Teresa of Jesus remains popular with the estimated 100 000 pilgrims who visit on an annual basis the shrine where her remains are venerated in the Shrine of Saint Teresa of Los Andes in Los Andes. The nun is Chile's first saint and the first Discalced Carmelite saint from outside of Europe.

The beatification process began on 23 April 1976 under Pope Paul VI and Teresa was titled as a Servant of God. The positio was submitted to the Congregation for the Causes of Saints in 1985. The confirmation of Teresa's life of heroic virtue on 22 March 1986 allowed for Pope John Paul II to title her as venerable. A miracle attributed to her intercession was validated by the Congregation on 23 May 1986. John Paul II approved miracoulous healing on 16 March 1987 and beatified Teresa of the Andes on 3 April 1987. This was done in O'Higgins Park in Chile while her brother Luis was present at her beatification; he was the last direct relative of hers still alive then.
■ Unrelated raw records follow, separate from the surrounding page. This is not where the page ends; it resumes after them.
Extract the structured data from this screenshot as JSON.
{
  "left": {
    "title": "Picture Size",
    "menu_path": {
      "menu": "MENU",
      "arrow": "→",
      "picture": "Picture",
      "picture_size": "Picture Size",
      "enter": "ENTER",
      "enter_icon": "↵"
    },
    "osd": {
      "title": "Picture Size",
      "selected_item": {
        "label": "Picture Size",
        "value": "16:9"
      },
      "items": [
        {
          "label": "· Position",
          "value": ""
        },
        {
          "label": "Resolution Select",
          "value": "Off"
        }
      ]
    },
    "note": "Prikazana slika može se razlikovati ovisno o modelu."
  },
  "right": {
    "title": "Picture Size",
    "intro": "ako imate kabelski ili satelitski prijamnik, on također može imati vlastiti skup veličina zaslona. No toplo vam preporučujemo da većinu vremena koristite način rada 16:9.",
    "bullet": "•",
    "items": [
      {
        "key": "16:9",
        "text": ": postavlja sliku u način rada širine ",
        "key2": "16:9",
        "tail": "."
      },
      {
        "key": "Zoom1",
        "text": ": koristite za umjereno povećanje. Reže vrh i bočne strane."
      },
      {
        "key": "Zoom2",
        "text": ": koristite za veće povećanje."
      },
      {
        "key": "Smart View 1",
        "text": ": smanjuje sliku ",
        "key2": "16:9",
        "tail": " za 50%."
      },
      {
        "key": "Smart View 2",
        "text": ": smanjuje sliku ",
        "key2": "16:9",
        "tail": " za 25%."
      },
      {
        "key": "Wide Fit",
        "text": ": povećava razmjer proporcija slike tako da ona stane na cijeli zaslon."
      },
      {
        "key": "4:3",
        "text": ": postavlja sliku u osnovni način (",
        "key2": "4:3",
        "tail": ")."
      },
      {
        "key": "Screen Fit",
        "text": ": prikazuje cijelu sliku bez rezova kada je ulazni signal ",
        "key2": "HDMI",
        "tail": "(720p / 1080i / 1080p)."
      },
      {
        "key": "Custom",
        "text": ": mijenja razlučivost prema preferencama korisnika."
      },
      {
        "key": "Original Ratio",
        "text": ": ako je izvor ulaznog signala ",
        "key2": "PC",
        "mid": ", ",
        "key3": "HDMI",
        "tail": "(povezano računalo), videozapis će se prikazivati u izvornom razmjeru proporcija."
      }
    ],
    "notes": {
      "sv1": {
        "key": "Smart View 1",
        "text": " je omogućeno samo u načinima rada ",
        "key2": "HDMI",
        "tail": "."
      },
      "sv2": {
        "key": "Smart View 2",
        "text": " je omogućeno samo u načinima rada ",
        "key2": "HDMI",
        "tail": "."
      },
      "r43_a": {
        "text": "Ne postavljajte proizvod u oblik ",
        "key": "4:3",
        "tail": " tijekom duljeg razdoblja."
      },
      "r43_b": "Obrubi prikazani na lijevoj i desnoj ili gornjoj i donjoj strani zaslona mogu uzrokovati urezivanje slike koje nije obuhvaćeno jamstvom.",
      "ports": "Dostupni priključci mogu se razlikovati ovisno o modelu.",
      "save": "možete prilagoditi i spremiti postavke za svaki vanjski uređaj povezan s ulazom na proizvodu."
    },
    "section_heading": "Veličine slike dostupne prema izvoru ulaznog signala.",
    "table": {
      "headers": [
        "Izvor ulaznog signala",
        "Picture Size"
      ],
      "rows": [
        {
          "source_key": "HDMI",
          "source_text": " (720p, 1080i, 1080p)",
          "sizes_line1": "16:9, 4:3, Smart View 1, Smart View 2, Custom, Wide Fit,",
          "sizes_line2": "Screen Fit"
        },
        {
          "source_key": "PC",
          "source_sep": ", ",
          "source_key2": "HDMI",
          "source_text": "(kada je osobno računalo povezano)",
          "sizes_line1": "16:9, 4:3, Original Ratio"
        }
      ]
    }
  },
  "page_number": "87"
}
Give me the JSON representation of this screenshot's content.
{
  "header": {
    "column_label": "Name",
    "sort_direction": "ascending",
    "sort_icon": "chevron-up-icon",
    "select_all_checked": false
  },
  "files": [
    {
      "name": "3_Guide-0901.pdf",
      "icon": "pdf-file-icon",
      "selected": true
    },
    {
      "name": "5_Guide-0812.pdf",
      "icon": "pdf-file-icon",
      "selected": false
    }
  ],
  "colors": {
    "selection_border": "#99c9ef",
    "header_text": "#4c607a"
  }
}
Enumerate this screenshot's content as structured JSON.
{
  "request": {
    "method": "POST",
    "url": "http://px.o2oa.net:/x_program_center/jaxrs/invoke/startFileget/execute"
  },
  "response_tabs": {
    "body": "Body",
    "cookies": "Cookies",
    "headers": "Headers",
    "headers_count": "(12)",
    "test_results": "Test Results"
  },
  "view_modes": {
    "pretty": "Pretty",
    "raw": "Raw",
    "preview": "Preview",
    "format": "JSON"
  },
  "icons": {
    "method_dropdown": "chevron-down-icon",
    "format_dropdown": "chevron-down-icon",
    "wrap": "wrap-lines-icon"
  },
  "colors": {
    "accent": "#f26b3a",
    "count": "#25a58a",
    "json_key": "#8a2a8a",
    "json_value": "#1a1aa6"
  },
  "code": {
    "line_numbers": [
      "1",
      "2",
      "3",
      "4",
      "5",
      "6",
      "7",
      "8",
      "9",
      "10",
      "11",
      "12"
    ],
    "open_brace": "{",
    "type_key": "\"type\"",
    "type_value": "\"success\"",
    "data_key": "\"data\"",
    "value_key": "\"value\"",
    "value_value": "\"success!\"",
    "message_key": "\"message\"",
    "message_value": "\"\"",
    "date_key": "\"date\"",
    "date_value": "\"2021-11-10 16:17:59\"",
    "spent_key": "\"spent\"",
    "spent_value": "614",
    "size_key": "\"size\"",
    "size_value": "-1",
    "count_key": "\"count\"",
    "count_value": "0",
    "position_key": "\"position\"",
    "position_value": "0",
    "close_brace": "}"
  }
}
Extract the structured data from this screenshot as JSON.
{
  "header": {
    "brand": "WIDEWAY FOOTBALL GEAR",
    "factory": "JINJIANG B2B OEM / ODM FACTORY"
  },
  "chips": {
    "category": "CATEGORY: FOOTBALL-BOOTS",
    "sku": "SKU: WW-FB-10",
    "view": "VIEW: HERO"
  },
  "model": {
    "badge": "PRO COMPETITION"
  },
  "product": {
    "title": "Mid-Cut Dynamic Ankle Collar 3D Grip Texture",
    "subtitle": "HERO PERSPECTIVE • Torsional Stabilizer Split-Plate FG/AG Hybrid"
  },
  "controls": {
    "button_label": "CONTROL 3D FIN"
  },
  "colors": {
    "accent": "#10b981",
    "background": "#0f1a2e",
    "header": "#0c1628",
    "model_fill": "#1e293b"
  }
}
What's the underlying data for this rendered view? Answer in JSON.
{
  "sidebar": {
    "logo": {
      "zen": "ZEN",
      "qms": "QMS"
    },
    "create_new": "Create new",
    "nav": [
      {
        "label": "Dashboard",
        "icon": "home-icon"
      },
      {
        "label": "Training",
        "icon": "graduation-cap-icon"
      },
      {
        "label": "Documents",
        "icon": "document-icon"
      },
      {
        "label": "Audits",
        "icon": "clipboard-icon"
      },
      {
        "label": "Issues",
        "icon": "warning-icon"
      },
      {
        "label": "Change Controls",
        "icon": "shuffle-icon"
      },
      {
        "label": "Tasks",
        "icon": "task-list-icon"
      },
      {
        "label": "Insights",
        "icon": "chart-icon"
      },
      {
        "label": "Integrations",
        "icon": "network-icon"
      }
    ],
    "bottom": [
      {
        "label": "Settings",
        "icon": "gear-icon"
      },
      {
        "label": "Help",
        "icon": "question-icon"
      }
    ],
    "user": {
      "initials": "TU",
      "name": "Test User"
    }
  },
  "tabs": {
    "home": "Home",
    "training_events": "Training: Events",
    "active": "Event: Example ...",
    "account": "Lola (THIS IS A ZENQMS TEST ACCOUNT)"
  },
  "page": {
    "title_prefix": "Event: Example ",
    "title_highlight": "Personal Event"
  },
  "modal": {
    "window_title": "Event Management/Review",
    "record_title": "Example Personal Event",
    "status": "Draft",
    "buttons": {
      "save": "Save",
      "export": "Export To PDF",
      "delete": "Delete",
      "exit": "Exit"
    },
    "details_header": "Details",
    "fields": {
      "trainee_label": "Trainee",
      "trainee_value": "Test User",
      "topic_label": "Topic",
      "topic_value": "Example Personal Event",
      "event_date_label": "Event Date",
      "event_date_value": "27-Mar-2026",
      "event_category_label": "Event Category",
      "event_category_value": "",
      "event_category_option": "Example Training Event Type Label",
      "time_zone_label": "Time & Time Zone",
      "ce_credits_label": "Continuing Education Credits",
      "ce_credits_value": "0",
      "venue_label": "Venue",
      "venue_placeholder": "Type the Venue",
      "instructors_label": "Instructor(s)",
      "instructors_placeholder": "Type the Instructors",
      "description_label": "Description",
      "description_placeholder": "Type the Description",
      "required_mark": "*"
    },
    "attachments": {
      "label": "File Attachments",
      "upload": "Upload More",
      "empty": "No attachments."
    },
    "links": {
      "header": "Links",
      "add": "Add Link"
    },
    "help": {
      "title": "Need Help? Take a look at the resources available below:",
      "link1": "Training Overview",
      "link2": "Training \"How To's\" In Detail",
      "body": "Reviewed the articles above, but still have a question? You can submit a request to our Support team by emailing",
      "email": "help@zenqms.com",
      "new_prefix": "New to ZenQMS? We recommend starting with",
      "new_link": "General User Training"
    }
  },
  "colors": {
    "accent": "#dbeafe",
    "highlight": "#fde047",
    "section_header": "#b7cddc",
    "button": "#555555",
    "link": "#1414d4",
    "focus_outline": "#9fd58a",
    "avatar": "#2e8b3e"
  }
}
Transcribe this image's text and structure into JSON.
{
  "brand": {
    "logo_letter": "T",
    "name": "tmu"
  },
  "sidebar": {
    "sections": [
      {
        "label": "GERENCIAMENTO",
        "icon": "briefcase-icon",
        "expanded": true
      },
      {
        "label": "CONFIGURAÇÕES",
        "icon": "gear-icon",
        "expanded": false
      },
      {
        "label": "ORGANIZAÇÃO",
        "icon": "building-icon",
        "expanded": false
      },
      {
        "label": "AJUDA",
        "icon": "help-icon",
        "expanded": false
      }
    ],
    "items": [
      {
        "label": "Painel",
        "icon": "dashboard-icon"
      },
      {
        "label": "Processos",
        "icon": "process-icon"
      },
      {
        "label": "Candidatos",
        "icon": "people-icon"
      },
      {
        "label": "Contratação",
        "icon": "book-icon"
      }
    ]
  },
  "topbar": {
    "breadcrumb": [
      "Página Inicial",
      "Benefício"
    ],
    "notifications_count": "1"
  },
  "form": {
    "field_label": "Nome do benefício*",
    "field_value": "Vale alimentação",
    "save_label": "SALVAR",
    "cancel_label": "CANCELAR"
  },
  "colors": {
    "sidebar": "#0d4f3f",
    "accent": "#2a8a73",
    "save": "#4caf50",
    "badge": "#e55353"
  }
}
The process for a second miracle attributed to her was confirmed by John Paul II on 11 June 1992. The canonisation was celebrated on 21 March 1993 at Saint Peter's Square.

==In popular media==
Her life was used for a Chilean television miniseries spanning from 6 August until 10 September 1989 starring Paulina Urrutia as Teresa of Jesus. Other films have been made about her life.

She was also mentioned in the 2016 TV miniseries, The Young Pope.